Background: Cardiovascular diseases are currently prevalent in cardiology and vascular surgery in the hospital. The purpose of this study based on text mining and microarray data analysis was designed to find some existing drugs target to gene and expand the potential new drug indications.

Methods: Firstly, we used text mining (“Atherosclerosis”) and microarray data analysis (GSE28829) to obtain a common set of genes. Secondly, Gene Ontology and Kyoto Encyclopedia of Genes and Genomes analysis performed to these genes, as well as protein-protein interaction (PPI) network. Then, the significant genes clustered in the PPI network were chose to execute gene-drug interaction analysis for potential drug discovery.

Results: We got 1,788 text mining genes (TMGs) and 275 differentially expressed genes (DEGs) through text mining and data analysis, respectively. Ninety-three genes were duplicated between TMGs and DEGs, in which 89 genes were up-regulated genes and four genes were down regulated. Twenty-three genes clustered in the significant gene module. Lastly, the eight out of 23 genes can target 20 existing drugs.

Conclusions: The findings of these eight genes (VCAM1, CSF1R, C5AR1, CXCR4, CD86, CCR1, ITGB2, TLR8), which were associated with inflammatory response, target to 20 existing drugs may expand drug indications to atherosclerosis-related disease.

Keywords: Text mining; differentially expressed genes (DEGs); genetic diagnosis; drug discovery

Submitted Mar 18, 2020. Accepted for publication Jul 09, 2020.

doi: 10.21037/apm-20-705


According to the World Health Organization (WHO) health report, atherosclerotic cardiovascular disease (ASCVD) is one of the most common cardiovascular diseases and one of the leading causes to death around the world (1). In 2012, the death toll of the cardiovascular disease reached 17.5 million, accounting for more than 31% of the global deaths. ASCVD is a chronic disease, which has two primary forms: one is ischaemic heart disease; another is a cerebrovascular disease (2). The occurrence of ASCVD has multiple intrinsic factors, which include the accumulation of immune cells (such as microphages), production of pro-inflammatory cytokines (CCL2, TNFα, IL-1β, and IL-6) and dysfunction of endothelial and vascular smooth muscle cells (3-5). The external risk factors of cardiovascular disease include hypertension, hyperlipidemia, high cholesterol, diabetes, obesity, smoking, and an unhealthy lifestyle. Cardiovascular complications are a major threat to patients with type II diabetes and new updated strategies for prevention are urgently demanded (6). Current available myriad studies have revealed that atherosclerosis could occur in any arterial blood vessels, and lead to many related diseases, such as ischemic heart, peripheral artery and chronic kidney diseases, etc. (7-12).
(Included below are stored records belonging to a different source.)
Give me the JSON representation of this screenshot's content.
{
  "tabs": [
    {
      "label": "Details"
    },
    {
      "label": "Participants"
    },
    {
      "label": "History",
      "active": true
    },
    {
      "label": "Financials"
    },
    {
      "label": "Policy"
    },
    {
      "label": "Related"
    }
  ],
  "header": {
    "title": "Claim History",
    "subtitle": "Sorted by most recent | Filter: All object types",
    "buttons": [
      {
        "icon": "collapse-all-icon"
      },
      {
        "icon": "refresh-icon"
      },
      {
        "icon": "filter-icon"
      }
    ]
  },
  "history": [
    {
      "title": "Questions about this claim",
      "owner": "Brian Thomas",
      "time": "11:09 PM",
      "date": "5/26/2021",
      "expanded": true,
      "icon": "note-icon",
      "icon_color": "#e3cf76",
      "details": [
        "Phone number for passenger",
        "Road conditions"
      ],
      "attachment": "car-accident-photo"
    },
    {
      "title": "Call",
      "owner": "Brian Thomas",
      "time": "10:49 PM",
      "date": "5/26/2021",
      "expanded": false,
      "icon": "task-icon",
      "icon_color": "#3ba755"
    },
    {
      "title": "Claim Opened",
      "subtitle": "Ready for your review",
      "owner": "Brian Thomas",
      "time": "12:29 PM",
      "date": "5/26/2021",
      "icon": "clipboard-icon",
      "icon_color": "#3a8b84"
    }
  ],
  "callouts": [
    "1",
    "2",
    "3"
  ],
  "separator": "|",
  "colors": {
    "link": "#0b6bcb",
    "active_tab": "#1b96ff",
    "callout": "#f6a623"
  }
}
With the development of bioinformatics, text mining and data analysis have been used in many aspects, like as the identification of potential key gene targets, signal pathway, diagnosis of diseases and prediction of the occurrence of diseases. Meanwhile, researchers have discovered a series of mechanisms of atherosclerosis by doing experiments (13). Compared with bioinformatics in the cancer field, there are fewer researches focused on cardiovascular diseases through text mining and data analysis.

In this study, we first used several bioinformatics strategies, such as text mining and microarray data analysis, to obtain the common genes, which their gene expressions have changed between advanced atherosclerosis plaque and early atherosclerosis plaque group, and the correlation between/within genes have existed in these genes. Then we clustered these genes in protein and protein interactions (PPI) and identified significant module genes that have more interactions. Lastly, drug-gene interaction of module genes was carried out in the drug gene interaction database (DGIdb), and aimed at finding some existed drugs to provide new ideas and basis for the prevention and treatment of cardiovascular disease. Figure 1 shows the framework of this study.
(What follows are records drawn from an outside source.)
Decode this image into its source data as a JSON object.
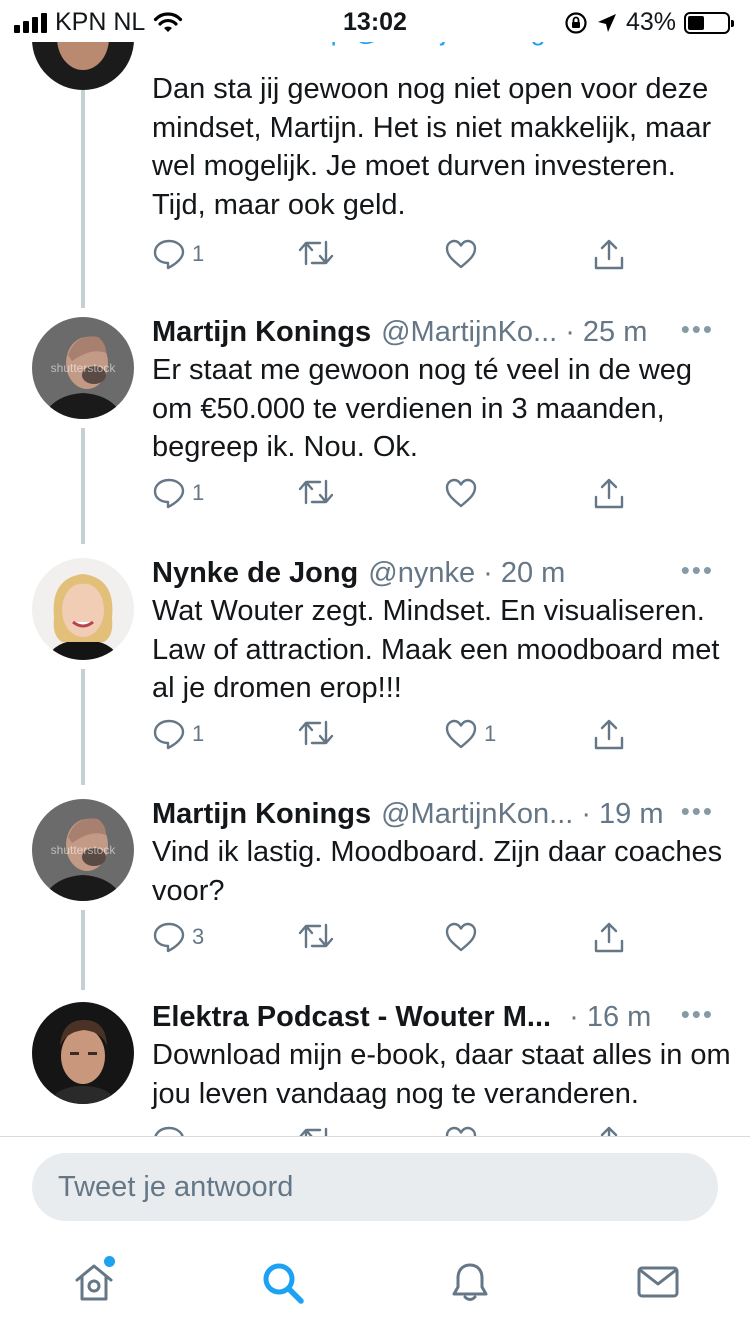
{
  "status_bar": {
    "carrier": "KPN NL",
    "time": "13:02",
    "battery": "43%",
    "battery_level": 0.43
  },
  "tweets": [
    {
      "replying_to": "Als antwoord op @MartijnKonings",
      "text": "Dan sta jij gewoon nog niet open voor deze mindset, Martijn. Het is niet makkelijk, maar wel mogelijk. Je moet durven investeren. Tijd, maar ook geld.",
      "reply_count": "1",
      "like_count": ""
    },
    {
      "name": "Martijn Konings",
      "handle": "@MartijnKo...",
      "time": "· 25 m",
      "avatar_watermark": "shutterstock",
      "text": "Er staat me gewoon nog té veel in de weg om €50.000 te verdienen in 3 maanden, begreep ik. Nou. Ok.",
      "reply_count": "1",
      "like_count": ""
    },
    {
      "name": "Nynke de Jong",
      "handle": "@nynke",
      "time": "· 20 m",
      "text": "Wat Wouter zegt. Mindset. En visualiseren. Law of attraction. Maak een moodboard met al je dromen erop!!!",
      "reply_count": "1",
      "like_count": "1"
    },
    {
      "name": "Martijn Konings",
      "handle": "@MartijnKon...",
      "time": "· 19 m",
      "avatar_watermark": "shutterstock",
      "text": "Vind ik lastig. Moodboard. Zijn daar coaches voor?",
      "reply_count": "3",
      "like_count": ""
    },
    {
      "name": "Elektra Podcast - Wouter M...",
      "handle": "",
      "time": "· 16 m",
      "text": "Download mijn e-book, daar staat alles in om jou leven vandaag nog te veranderen.",
      "reply_count": "",
      "like_count": ""
    }
  ],
  "more_glyph": "•••",
  "compose": {
    "placeholder": "Tweet je antwoord"
  },
  "tabbar": {
    "items": [
      "home-icon",
      "search-icon",
      "bell-icon",
      "mail-icon"
    ],
    "active": "search-icon",
    "home_has_dot": true
  },
  "colors": {
    "accent": "#1da1f2",
    "secondary_text": "#657786",
    "thread_line": "#c4cfd6"
  }
}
Figure 1 An overview of the workflow. Text mining for TMGs, microarray data analysis for DEGs.


Text mining, microarray data analysis

Firstly, the open-access website pubmed2ensembl was used to perform text mining (http://pubmed2ensembl.ls.manchester.ac.uk). When a keyword is entered, the pubmed2ensembl website can retrieve and extract all gene symbols found in published PubMed articles related to keyword (14). We input the “Atherosclerosis” keyword into pubmed2ensembl and then extracted all unduplicated genes, these gene sets make up the text mining genes (TMGs).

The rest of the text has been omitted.